Israel pushes ahead with plan to build in East Jerusalem

 

Jerusalem

Israel on Monday advanced a project to build hundreds of homes in East Jerusalem, pushing ahead with plans for a surge of settlement building on occupied land in response to a successful Palestinian bid to gain limited recognition of statehood at the United Nations.

The settlement expansion plans have drawn condemnations from Washington and from European nations, some of which have summoned Israeli ambassadors to lodge formal protests. But Israeli Prime Minister Benjamin Netanyahu, who is running in elections next month, has defied the calls to rescind the building plans.

A spokeswoman for Israel's Interior Ministry said Monday that a planning committee had approved another stage in plans for construction of 1,500 homes in Ramat Shlomo, an ultra-Orthodox neighborhood built on West Bank land annexed to Jerusalem after Israel captured the area in the 1967 Middle East war.

The plans caused a diplomatic flap when they were announced during Vice President Joe Biden's visit in 2010, drawing swift condemnation from him and straining Israel's ties with Washington. Further steps to promote the plan were suspended, but it has been reactivated after the vote at the U.N. General Assembly last month to upgrade the Palestinians' status to a non-member observer state.

The Interior Ministry spokeswoman said that final approval of the plan could take months to years, and that a similar housing development in another part of East Jerusalem was expected to be discussed by the planning panel on Tuesday. That project, known as Givat Hamatos, would extend a belt of Israeli neighborhoods on annexed land on Jerusalem's southern outskirts, further separating the city's Arab neighborhoods from the West Bank.

After the U.N. vote, Netanyahu approved the construction of 3,000 homes in West Bank settlements and in East Jerusalem, and the advancement of plans for a settlement corridor east of Jerusalem that is seen as critically damaging prospects for a territorially contiguous Palestinian state.

Mark Regev, a spokesman for Netanyahu, said the building plans approved Monday were simply "another procedural phase" in a process that "would've happened anyway," regardless of the recently announced settlement building drive.

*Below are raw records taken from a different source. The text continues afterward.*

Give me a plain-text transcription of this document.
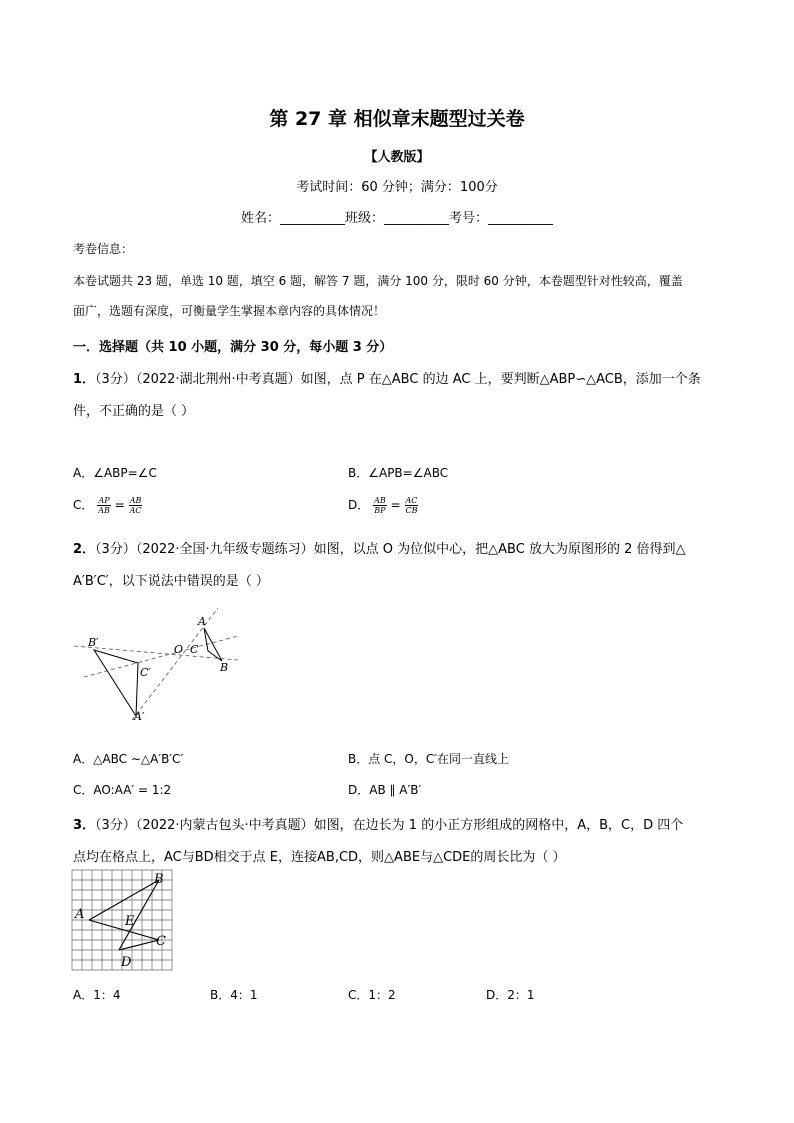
第 27 章 相似章末题型过关卷
【人教版】
考试时间：60 分钟；满分：100分
姓名：__________班级：__________考号：__________
考卷信息：
本卷试题共 23 题，单选 10 题，填空 6 题，解答 7 题，满分 100 分，限时 60 分钟，本卷题型针对性较高，覆盖
面广，选题有深度，可衡量学生掌握本章内容的具体情况！
一．选择题（共 10 小题，满分 30 分，每小题 3 分）
1．（3分）（2022·湖北荆州·中考真题）如图，点 P 在△ABC 的边 AC 上，要判断△ABP∽△ACB，添加一个条
件，不正确的是（ ）
A．∠ABP=∠C	B．∠APB=∠ABC
C． $\frac{AP}{AB} = \frac{AB}{AC}$	D． $\frac{AB}{BP} = \frac{AC}{CB}$
2．（3分）（2022·全国·九年级专题练习）如图，以点 O 为位似中心，把△ABC 放大为原图形的 2 倍得到△
A′B′C′，以下说法中错误的是（ ）
A
B
C
O
A′
B′
C′
A．△ABC ∼△A′B′C′	B．点 C，O，C′在同一直线上
C．AO:AA′ = 1:2	D．AB ∥ A′B′
3．（3分）（2022·内蒙古包头·中考真题）如图，在边长为 1 的小正方形组成的网格中，A，B，C，D 四个
点均在格点上，AC与BD相交于点 E，连接AB,CD，则△ABE与△CDE的周长比为（ ）
A
B
C
D
E
A．1：4	B．4：1	C．1：2	D．2：1
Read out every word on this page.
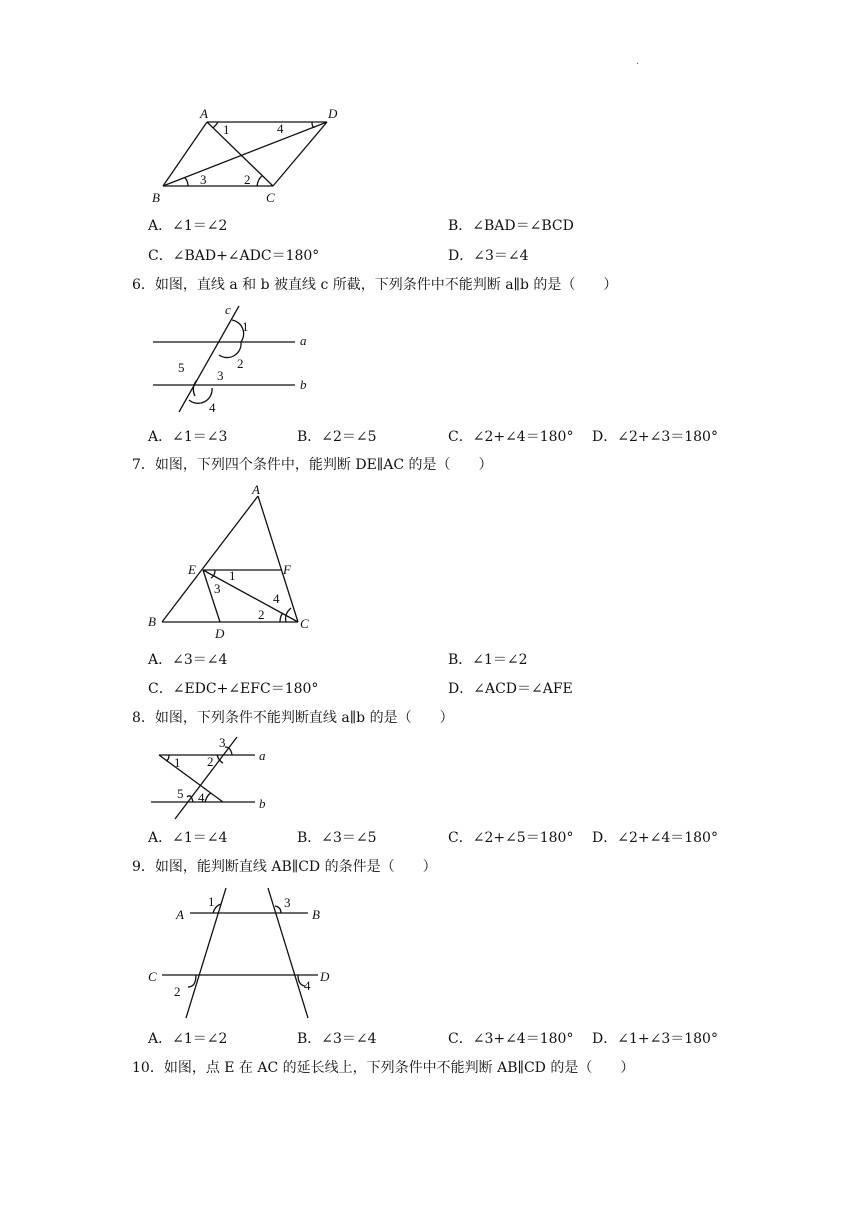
.
A	D
B	C
1
2
3
4
A．∠1＝∠2	B．∠BAD＝∠BCD
C．∠BAD+∠ADC＝180°	D．∠3＝∠4
6．如图，直线 a 和 b 被直线 c 所截，下列条件中不能判断 a∥b 的是（　　）
c
a
b
1
2
3
4
5
A．∠1＝∠3	B．∠2＝∠5	C．∠2+∠4＝180° D．∠2+∠3＝180°
7．如图，下列四个条件中，能判断 DE∥AC 的是（　　）
A
B	C
D
E	F
1
2
3
4
A．∠3＝∠4	B．∠1＝∠2
C．∠EDC+∠EFC＝180°	D．∠ACD＝∠AFE
8．如图，下列条件不能判断直线 a∥b 的是（　　）
a
b
1 2
3
4
5
A．∠1＝∠4	B．∠3＝∠5	C．∠2+∠5＝180° D．∠2+∠4＝180°
9．如图，能判断直线 AB∥CD 的条件是（　　）
A	B
C	D
1
2
3
4
A．∠1＝∠2	B．∠3＝∠4	C．∠3+∠4＝180° D．∠1+∠3＝180°
10．如图，点 E 在 AC 的延长线上，下列条件中不能判断 AB∥CD 的是（　　）
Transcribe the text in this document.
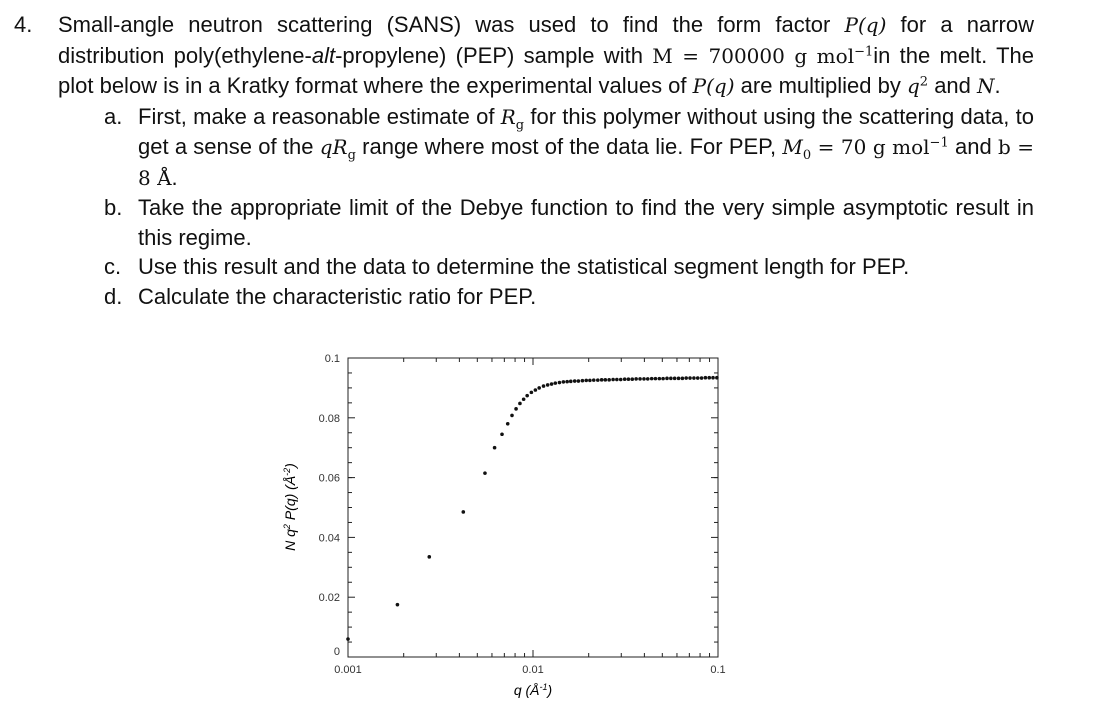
4.	Small-angle neutron scattering (SANS) was used to find the form factor P(q) for a narrow distribution poly(ethylene-alt-propylene) (PEP) sample with M = 700000 g mol$^{-1}$in the melt. The plot below is in a Kratky format where the experimental values of P(q) are multiplied by $q^2$ and N.
a. First, make a reasonable estimate of $R_g$ for this polymer without using the scattering data, to get a sense of the $qR_g$ range where most of the data lie. For PEP, $M_0 = 70$ g mol$^{-1}$ and b = 8 Å.
b. Take the appropriate limit of the Debye function to find the very simple asymptotic result in this regime.
c. Use this result and the data to determine the statistical segment length for PEP.
d. Calculate the characteristic ratio for PEP.
0.001	0.01	0.1
0
0.02
0.04
0.06
0.08
0.1
q $(Å^{-1})$
N $q^2$ P(q) $(Å^{-2})$
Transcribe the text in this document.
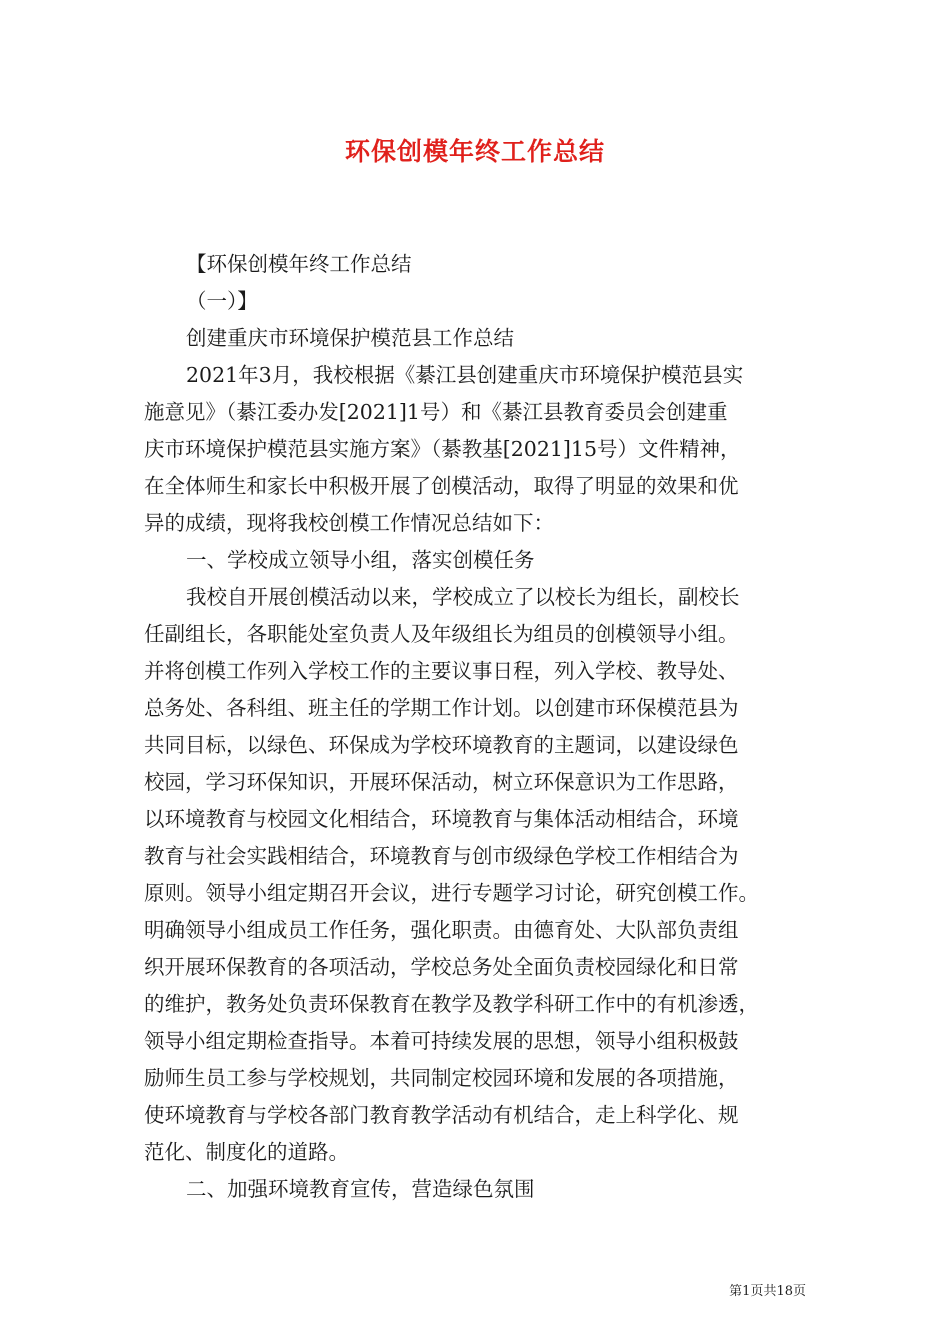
环保创模年终工作总结
【环保创模年终工作总结
（一）】
创建重庆市环境保护模范县工作总结
2021年3月，我校根据《綦江县创建重庆市环境保护模范县实
施意见》（綦江委办发[2021]1号）和《綦江县教育委员会创建重
庆市环境保护模范县实施方案》（綦教基[2021]15号）文件精神，
在全体师生和家长中积极开展了创模活动，取得了明显的效果和优
异的成绩，现将我校创模工作情况总结如下：
一、学校成立领导小组，落实创模任务
我校自开展创模活动以来，学校成立了以校长为组长，副校长
任副组长，各职能处室负责人及年级组长为组员的创模领导小组。
并将创模工作列入学校工作的主要议事日程，列入学校、教导处、
总务处、各科组、班主任的学期工作计划。以创建市环保模范县为
共同目标，以绿色、环保成为学校环境教育的主题词，以建设绿色
校园，学习环保知识，开展环保活动，树立环保意识为工作思路，
以环境教育与校园文化相结合，环境教育与集体活动相结合，环境
教育与社会实践相结合，环境教育与创市级绿色学校工作相结合为
原则。领导小组定期召开会议，进行专题学习讨论，研究创模工作。
明确领导小组成员工作任务，强化职责。由德育处、大队部负责组
织开展环保教育的各项活动，学校总务处全面负责校园绿化和日常
的维护，教务处负责环保教育在教学及教学科研工作中的有机渗透，
领导小组定期检查指导。本着可持续发展的思想，领导小组积极鼓
励师生员工参与学校规划，共同制定校园环境和发展的各项措施，
使环境教育与学校各部门教育教学活动有机结合，走上科学化、规
范化、制度化的道路。
二、加强环境教育宣传，营造绿色氛围
第1页共18页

But Nabil Abu Rudeineh, a spokesman for Palestinian Authority President Mahmoud Abbas, called the latest Israeli step "a flagrant defiance of the will of the entire international community."

Israel's continued expansion of settlements is at the core of the current impasse in peace efforts. The Palestinians, who seek a state in the West Bank and Gaza Strip with a capital in East Jerusalem, have refused to resume negotiations with Israel unless it halts settlement building on occupied land.

Netanyahu has called for a return to talks without preconditions, arguing that all key issues in dispute, including the settlements, could be discussed in the negotiations. He has condemned the Palestinians' U.N. statehood bid as an attempt to bypass such talks.